First International Conference on Spoken Language Processing (ICSLP 90)

Kobe, Japan
November 18-22, 1990

Multilingual Speech Data Base for Evaluating Quality of Digitized Speech

Hiroshi Irii, Kenzo Ito, Nobuhiko Kitawaki

NTT Telecommunication Networks Labs, and Human Interface Labs., Tokyo, Japan

This paper proposes a multilingual set of speech samples collected to standardize an artificial voice as a data base in order to evaluate the language and talker dependency of a digital coding algorithm. Speech recordings are made by telecommunication laboratories of telecommunication administration or operating companies participating in the International Telegraph and Telephone Consultative Committee (CCITT) under uniform conditions. The number of languages is 20. Each language is , composed of at least 16 short sentences and the duration of each sentence is about 8 seconds.

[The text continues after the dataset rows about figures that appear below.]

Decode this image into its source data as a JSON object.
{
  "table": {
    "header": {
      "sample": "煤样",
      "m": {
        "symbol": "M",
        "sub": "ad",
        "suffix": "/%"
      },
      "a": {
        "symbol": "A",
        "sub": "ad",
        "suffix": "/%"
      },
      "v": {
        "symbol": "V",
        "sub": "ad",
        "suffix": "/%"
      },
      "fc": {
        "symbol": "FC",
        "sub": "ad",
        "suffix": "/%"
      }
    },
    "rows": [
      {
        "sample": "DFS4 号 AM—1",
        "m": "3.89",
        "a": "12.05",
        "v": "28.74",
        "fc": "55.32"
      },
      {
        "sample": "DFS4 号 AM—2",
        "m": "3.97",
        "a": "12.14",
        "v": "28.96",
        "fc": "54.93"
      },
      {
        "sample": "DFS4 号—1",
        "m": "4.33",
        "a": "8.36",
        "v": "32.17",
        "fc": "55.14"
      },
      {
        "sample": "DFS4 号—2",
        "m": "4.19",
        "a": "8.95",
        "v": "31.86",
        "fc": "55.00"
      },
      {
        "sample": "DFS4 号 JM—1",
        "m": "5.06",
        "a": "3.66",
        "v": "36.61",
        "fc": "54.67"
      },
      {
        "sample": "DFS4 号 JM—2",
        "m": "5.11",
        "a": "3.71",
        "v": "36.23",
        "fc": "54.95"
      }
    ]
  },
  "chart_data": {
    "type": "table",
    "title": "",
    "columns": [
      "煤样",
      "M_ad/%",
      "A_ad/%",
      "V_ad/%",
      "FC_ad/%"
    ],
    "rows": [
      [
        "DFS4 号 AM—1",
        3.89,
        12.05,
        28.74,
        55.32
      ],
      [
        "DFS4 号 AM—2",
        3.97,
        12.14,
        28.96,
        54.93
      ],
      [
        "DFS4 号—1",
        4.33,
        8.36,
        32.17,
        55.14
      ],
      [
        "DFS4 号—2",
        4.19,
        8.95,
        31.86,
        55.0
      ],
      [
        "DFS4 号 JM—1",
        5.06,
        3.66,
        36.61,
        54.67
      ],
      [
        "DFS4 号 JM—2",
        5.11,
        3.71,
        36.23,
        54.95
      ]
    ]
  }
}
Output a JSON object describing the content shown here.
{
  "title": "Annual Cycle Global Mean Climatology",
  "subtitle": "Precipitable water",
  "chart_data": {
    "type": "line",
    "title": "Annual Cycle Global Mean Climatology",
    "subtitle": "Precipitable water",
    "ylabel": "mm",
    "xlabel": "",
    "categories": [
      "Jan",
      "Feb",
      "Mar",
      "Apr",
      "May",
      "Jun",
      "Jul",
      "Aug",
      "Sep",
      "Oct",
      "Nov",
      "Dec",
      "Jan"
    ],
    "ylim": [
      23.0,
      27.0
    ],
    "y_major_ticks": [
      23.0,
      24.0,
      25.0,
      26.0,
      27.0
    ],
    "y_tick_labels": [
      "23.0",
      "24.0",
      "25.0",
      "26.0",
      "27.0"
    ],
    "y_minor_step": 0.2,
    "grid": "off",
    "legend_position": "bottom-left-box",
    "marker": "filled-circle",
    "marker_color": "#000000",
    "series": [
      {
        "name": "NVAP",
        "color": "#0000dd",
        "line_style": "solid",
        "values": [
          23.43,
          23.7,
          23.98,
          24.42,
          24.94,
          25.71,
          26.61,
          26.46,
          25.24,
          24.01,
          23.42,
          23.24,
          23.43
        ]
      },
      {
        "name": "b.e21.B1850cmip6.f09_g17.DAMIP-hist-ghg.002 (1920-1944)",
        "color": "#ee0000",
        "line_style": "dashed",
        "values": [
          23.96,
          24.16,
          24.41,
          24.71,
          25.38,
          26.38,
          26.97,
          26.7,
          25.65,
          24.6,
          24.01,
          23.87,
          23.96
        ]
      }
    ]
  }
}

To investigate the impartiality of the data base, the fundamental statistical speech characteristics of the speech samples are analyzed. It is confirmed that the results agree with those of previous researches taking into account the dispersions. The speech quality dependency on talker and language is investigated when this set of speech samples is coded and applied to three typical digital coding algorithms. This set of speech samples reduces the bias in the evaluation due to the limited speech samples. Speech samples are stored on CD-ROM and are publicly available.